Water‑hole and Physical Access Attacks
Compromise internal file servers and inject malicious macros into shared documents.
Pose as maintenance staff, use USB devices with malicious firmware, or access unlocked workstations to extract cached credentials.
Tool Selection and Practical Pitfalls
Prefer no‑file execution (PowerShell in‑memory, WMI) to evade EDR detection; obfuscate scripts.
Check account lockout policies (e.g., net accounts /domain) before brute‑forcing; use password‑spray to stay under thresholds.
Minimize log footprints: avoid noisy commands, clean event logs with wevtutil cl Security after operations.
Control scanning concurrency and use internal SOCKS5 proxies to hide source IPs.
Defensive Recommendations
Technical Measures
Enable Windows Credential Guard and LSA protection; enforce Kerberos pre‑authentication.
Implement strong password policies (≥12 characters, mixed case, symbols) and regular rotation.
Deploy EDR solutions to monitor memory injection and abnormal PowerShell activity; restrict RDP/SMB access to required IP ranges.
Patch high‑severity vulnerabilities promptly (e.g., MS17‑010, CVE‑2020‑1472) and disable unnecessary services.
Management Measures
Apply the principle of least privilege; separate admin accounts from daily work accounts.
Conduct regular security audits of domain and admin logins; monitor anomalous ticket requests.
Enforce temporary, scoped access for third‑party vendors.
User Awareness
Provide ongoing security training on phishing detection, password hygiene, and physical security.

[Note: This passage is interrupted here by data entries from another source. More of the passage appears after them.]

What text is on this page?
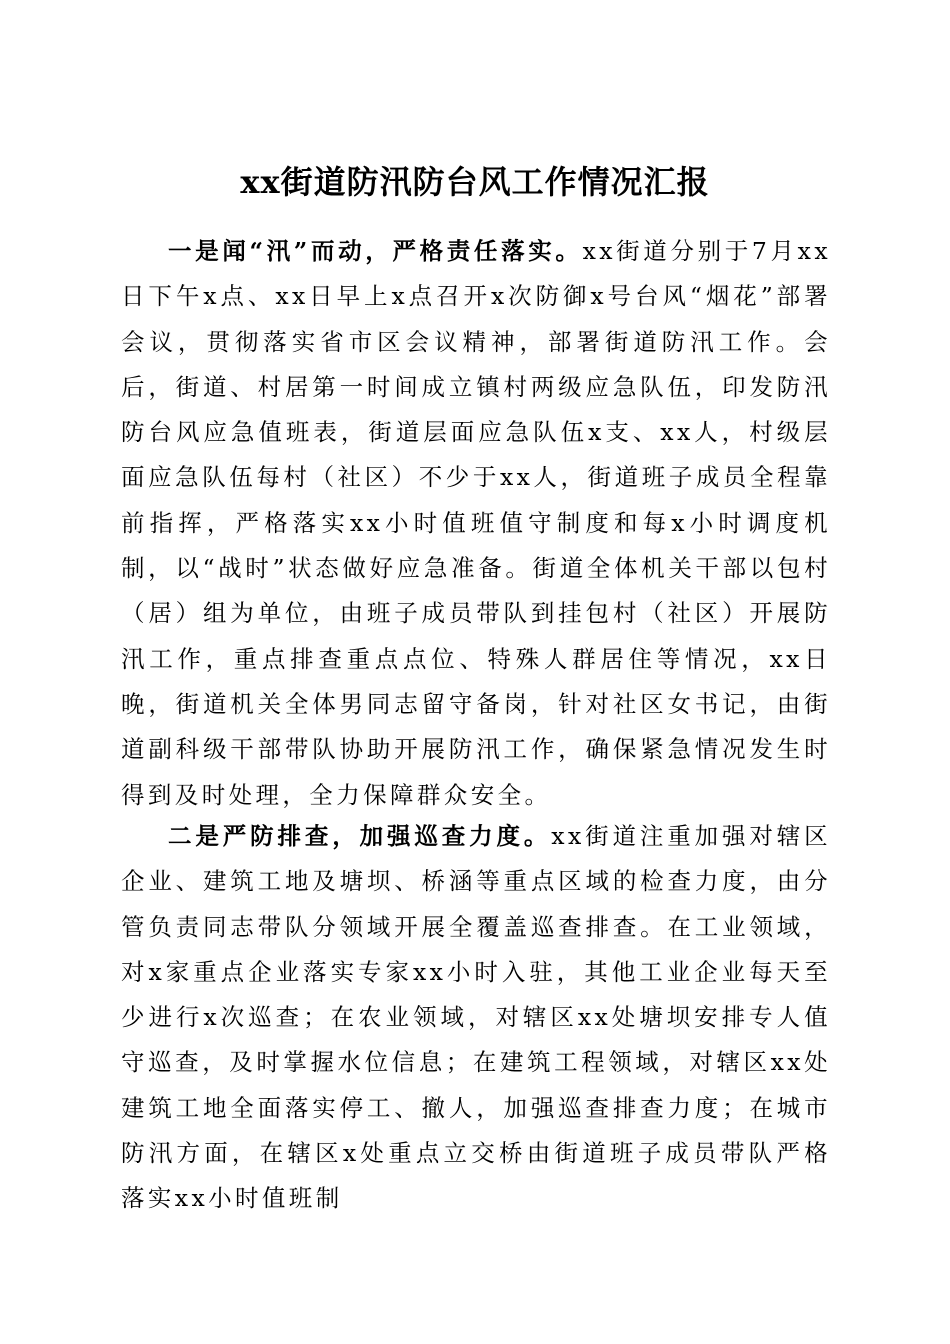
xx街道防汛防台风工作情况汇报

一是闻“汛”而动，严格责任落实。xx街道分别于7月xx日下午x点、xx日早上x点召开x次防御x号台风“烟花”部署会议，贯彻落实省市区会议精神，部署街道防汛工作。会后，街道、村居第一时间成立镇村两级应急队伍，印发防汛防台风应急值班表，街道层面应急队伍x支、xx人，村级层面应急队伍每村（社区）不少于xx人，街道班子成员全程靠前指挥，严格落实xx小时值班值守制度和每x小时调度机制，以“战时”状态做好应急准备。街道全体机关干部以包村（居）组为单位，由班子成员带队到挂包村（社区）开展防汛工作，重点排查重点点位、特殊人群居住等情况，xx日晚，街道机关全体男同志留守备岗，针对社区女书记，由街道副科级干部带队协助开展防汛工作，确保紧急情况发生时得到及时处理，全力保障群众安全。

二是严防排查，加强巡查力度。xx街道注重加强对辖区企业、建筑工地及塘坝、桥涵等重点区域的检查力度，由分管负责同志带队分领域开展全覆盖巡查排查。在工业领域，对x家重点企业落实专家xx小时入驻，其他工业企业每天至少进行x次巡查；在农业领域，对辖区xx处塘坝安排专人值守巡查，及时掌握水位信息；在建筑工程领域，对辖区xx处建筑工地全面落实停工、撤人，加强巡查排查力度；在城市防汛方面，在辖区x处重点立交桥由街道班子成员带队严格落实xx小时值班制
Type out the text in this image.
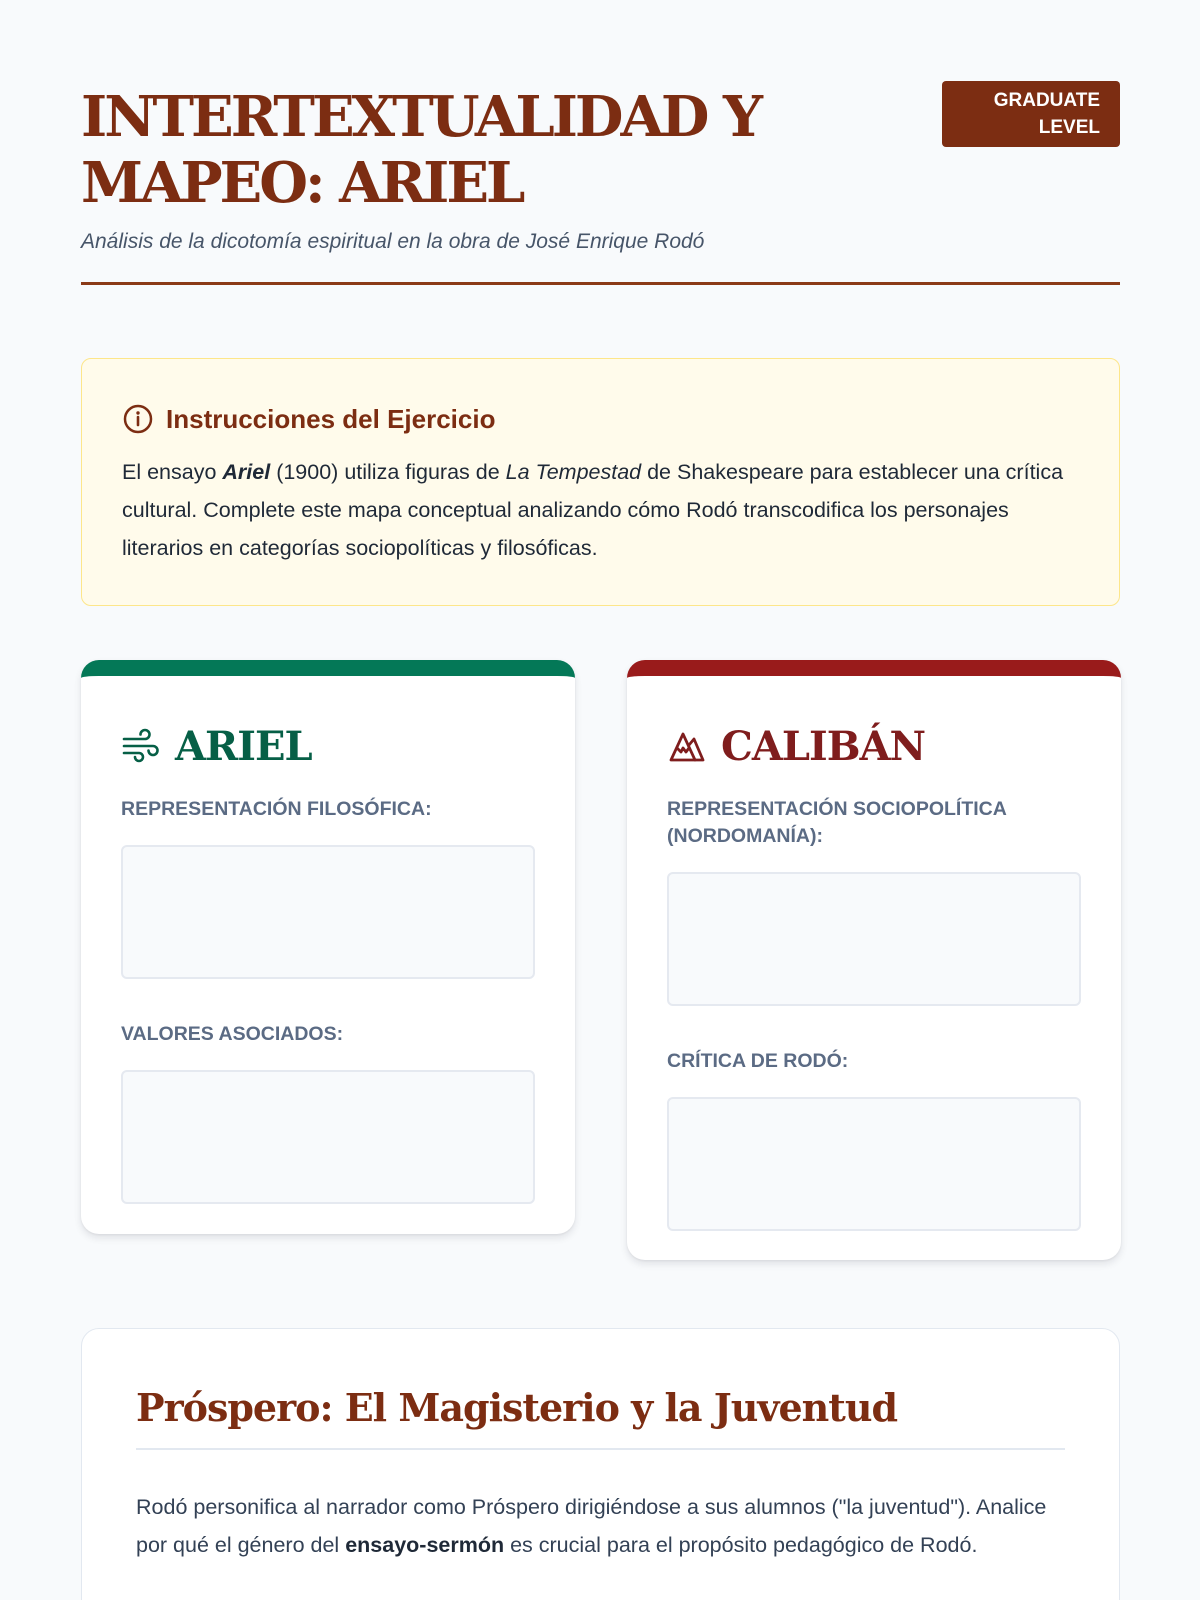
INTERTEXTUALIDAD Y MAPEO: ARIEL
GRADUATE LEVEL

Análisis de la dicotomía espiritual en la obra de José Enrique Rodó

Instrucciones del Ejercicio

El ensayo Ariel (1900) utiliza figuras de La Tempestad de Shakespeare para establecer una crítica cultural. Complete este mapa conceptual analizando cómo Rodó transcodifica los personajes literarios en categorías sociopolíticas y filosóficas.

ARIEL
REPRESENTACIÓN FILOSÓFICA:
VALORES ASOCIADOS:
CALIBÁN
REPRESENTACIÓN SOCIOPOLÍTICA (NORDOMANÍA):
CRÍTICA DE RODÓ:
Próspero: El Magisterio y la Juventud

Rodó personifica al narrador como Próspero dirigiéndose a sus alumnos ("la juventud"). Analice por qué el género del ensayo-sermón es crucial para el propósito pedagógico de Rodó.
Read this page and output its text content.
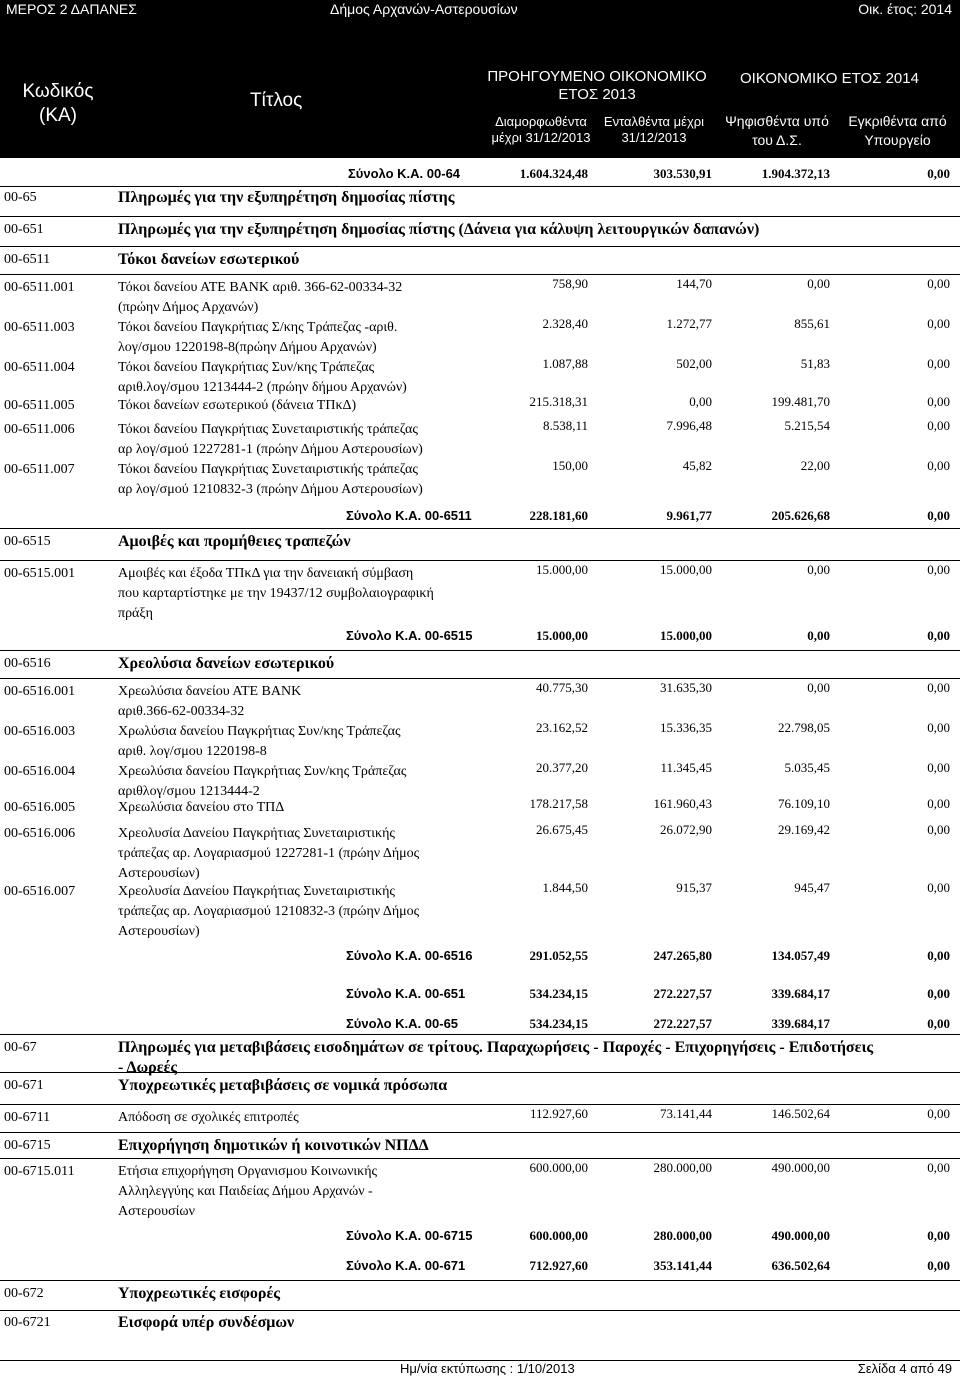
ΜΕΡΟΣ 2 ΔΑΠΑΝΕΣ	Δήμος Αρχανών-Αστερουσίων	Οικ. έτος: 2014
Κωδικός (ΚΑ)
Τίτλος
ΠΡΟΗΓΟΥΜΕΝΟ ΟΙΚΟΝΟΜΙΚΟ ΕΤΟΣ 2013
Διαμορφωθέντα μέχρι 31/12/2013
Ενταλθέντα μέχρι 31/12/2013
ΟΙΚΟΝΟΜΙΚΟ ΕΤΟΣ 2014
Ψηφισθέντα υπό του Δ.Σ.
Εγκριθέντα από Υπουργείο
Σύνολο Κ.Α. 00-64	1.604.324,48	303.530,91	1.904.372,13	0,00
00-65	Πληρωμές για την εξυπηρέτηση δημοσίας πίστης
00-651	Πληρωμές για την εξυπηρέτηση δημοσίας πίστης (Δάνεια για κάλυψη λειτουργικών δαπανών)
00-6511	Τόκοι δανείων εσωτερικού
00-6511.001	Τόκοι δανείου ΑΤΕ BANK αριθ. 366-62-00334-32
(πρώην Δήμος Αρχανών)
758,90	144,70	0,00	0,00
00-6511.003	Τόκοι δανείου Παγκρήτιας Σ/κης Τράπεζας -αριθ.
λογ/σμου 1220198-8(πρώην Δήμου Αρχανών)
2.328,40	1.272,77	855,61	0,00
00-6511.004	Τόκοι δανείου Παγκρήτιας Συν/κης Τράπεζας
αριθ.λογ/σμου 1213444-2 (πρώην δήμου Αρχανών)
1.087,88	502,00	51,83	0,00
00-6511.005	Τόκοι δανείων εσωτερικού (δάνεια ΤΠκΔ)	215.318,31	0,00	199.481,70	0,00
00-6511.006	Τόκοι δανείου Παγκρήτιας Συνεταιριστικής τράπεζας
αρ λογ/σμού 1227281-1 (πρώην Δήμου Αστερουσίων)
8.538,11	7.996,48	5.215,54	0,00
00-6511.007	Τόκοι δανείου Παγκρήτιας Συνεταιριστικής τράπεζας
αρ λογ/σμού 1210832-3 (πρώην Δήμου Αστερουσίων)
150,00	45,82	22,00	0,00
Σύνολο Κ.Α. 00-6511	228.181,60	9.961,77	205.626,68	0,00
00-6515	Αμοιβές και προμήθειες τραπεζών
00-6515.001	Αμοιβές και έξοδα ΤΠκΔ για την δανειακή σύμβαση
που καρταρτίστηκε με την 19437/12 συμβολαιογραφική
πράξη
15.000,00	15.000,00	0,00	0,00
Σύνολο Κ.Α. 00-6515	15.000,00	15.000,00	0,00	0,00
00-6516	Χρεολύσια δανείων εσωτερικού
00-6516.001	Χρεωλύσια δανείου ΑΤΕ BANK
αριθ.366-62-00334-32
40.775,30	31.635,30	0,00	0,00
00-6516.003	Χρωλύσια δανείου Παγκρήτιας Συν/κης Τράπεζας
αριθ. λογ/σμου 1220198-8
23.162,52	15.336,35	22.798,05	0,00
00-6516.004	Χρεωλύσια δανείου Παγκρήτιας Συν/κης Τράπεζας
αριθλογ/σμου 1213444-2
20.377,20	11.345,45	5.035,45	0,00
00-6516.005	Χρεωλύσια δανείου στο ΤΠΔ	178.217,58	161.960,43	76.109,10	0,00
00-6516.006	Χρεολυσία Δανείου Παγκρήτιας Συνεταιριστικής
τράπεζας αρ. Λογαριασμού 1227281-1 (πρώην Δήμος
Αστερουσίων)
26.675,45	26.072,90	29.169,42	0,00
00-6516.007	Χρεολυσία Δανείου Παγκρήτιας Συνεταιριστικής
τράπεζας αρ. Λογαριασμού 1210832-3 (πρώην Δήμος
Αστερουσίων)
1.844,50	915,37	945,47	0,00
Σύνολο Κ.Α. 00-6516	291.052,55	247.265,80	134.057,49	0,00
Σύνολο Κ.Α. 00-651	534.234,15	272.227,57	339.684,17	0,00
Σύνολο Κ.Α. 00-65	534.234,15	272.227,57	339.684,17	0,00
00-67	Πληρωμές για μεταβιβάσεις εισοδημάτων σε τρίτους. Παραχωρήσεις - Παροχές - Επιχορηγήσεις - Επιδοτήσεις
- Δωρεές
00-671	Υποχρεωτικές μεταβιβάσεις σε νομικά πρόσωπα
00-6711	Απόδοση σε σχολικές επιτροπές	112.927,60	73.141,44	146.502,64	0,00
00-6715	Επιχορήγηση δημοτικών ή κοινοτικών ΝΠΔΔ
00-6715.011	Ετήσια επιχορήγηση Οργανισμου Κοινωνικής
Αλληλεγγύης και Παιδείας Δήμου Αρχανών -
Αστερουσίων
600.000,00	280.000,00	490.000,00	0,00
Σύνολο Κ.Α. 00-6715	600.000,00	280.000,00	490.000,00	0,00
Σύνολο Κ.Α. 00-671	712.927,60	353.141,44	636.502,64	0,00
00-672	Υποχρεωτικές εισφορές
00-6721	Εισφορά υπέρ συνδέσμων
Ημ/νία εκτύπωσης : 1/10/2013	Σελίδα 4 από 49
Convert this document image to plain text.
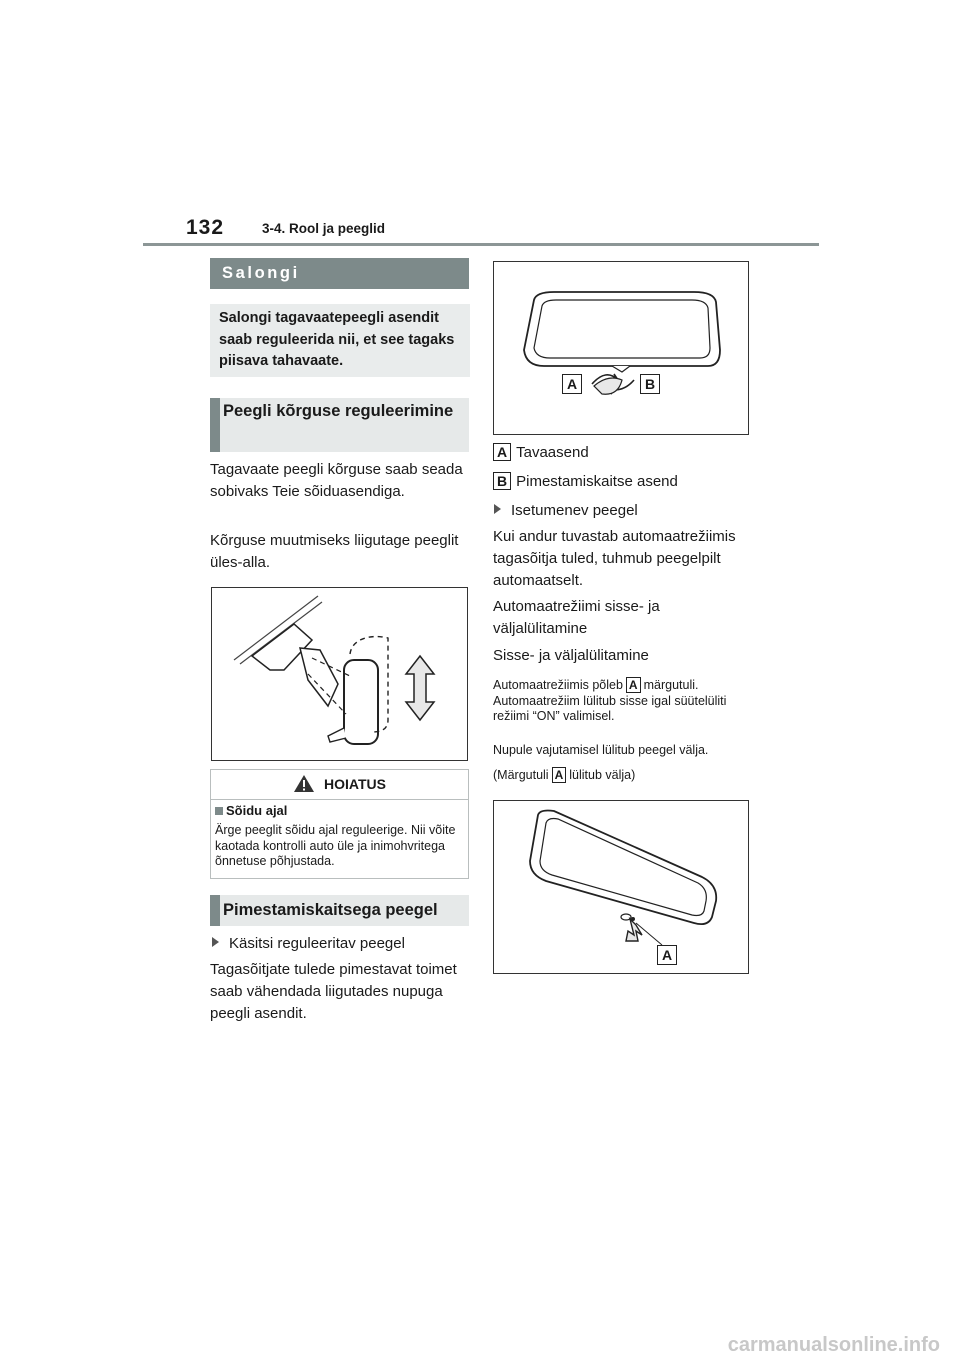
132	3-4. Rool ja peeglid
Salongi
Salongi tagavaatepeegli asendit saab reguleerida nii, et see tagaks piisava tahavaate.
Peegli kõrguse reguleerimine
Tagavaate peegli kõrguse saab seada sobivaks Teie sõiduasendiga.
Kõrguse muutmiseks liigutage peeglit üles-alla.
HOIATUS
Sõidu ajal
Ärge peeglit sõidu ajal reguleerige. Nii võite kaotada kontrolli auto üle ja inimohvritega õnnetuse põhjustada.
Pimestamiskaitsega peegel
Käsitsi reguleeritav peegel
Tagasõitjate tulede pimestavat toimet saab vähendada liigutades nupuga peegli asendit.
A	B
A Tavaasend
B Pimestamiskaitse asend
Isetumenev peegel
Kui andur tuvastab automaatrežiimis tagasõitja tuled, tuhmub peegelpilt automaatselt.
Automaatrežiimi sisse- ja väljalülitamine
Sisse- ja väljalülitamine
Automaatrežiimis põleb A märgutuli. Automaatrežiim lülitub sisse igal süütelüliti režiimi “ON” valimisel.
Nupule vajutamisel lülitub peegel välja.
(Märgutuli A lülitub välja)
A
carmanualsonline.info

Run simulated phishing campaigns and track click rates for targeted remediation.
Establish a clear reporting channel for suspicious communications.
In summary, internal credential collection spans local extraction, network service probing, domain‑level attacks, and social engineering. Mastery of these techniques enables effective penetration testing, while a layered defense—technical controls, strict management policies, and user education—mitigates the associated risks.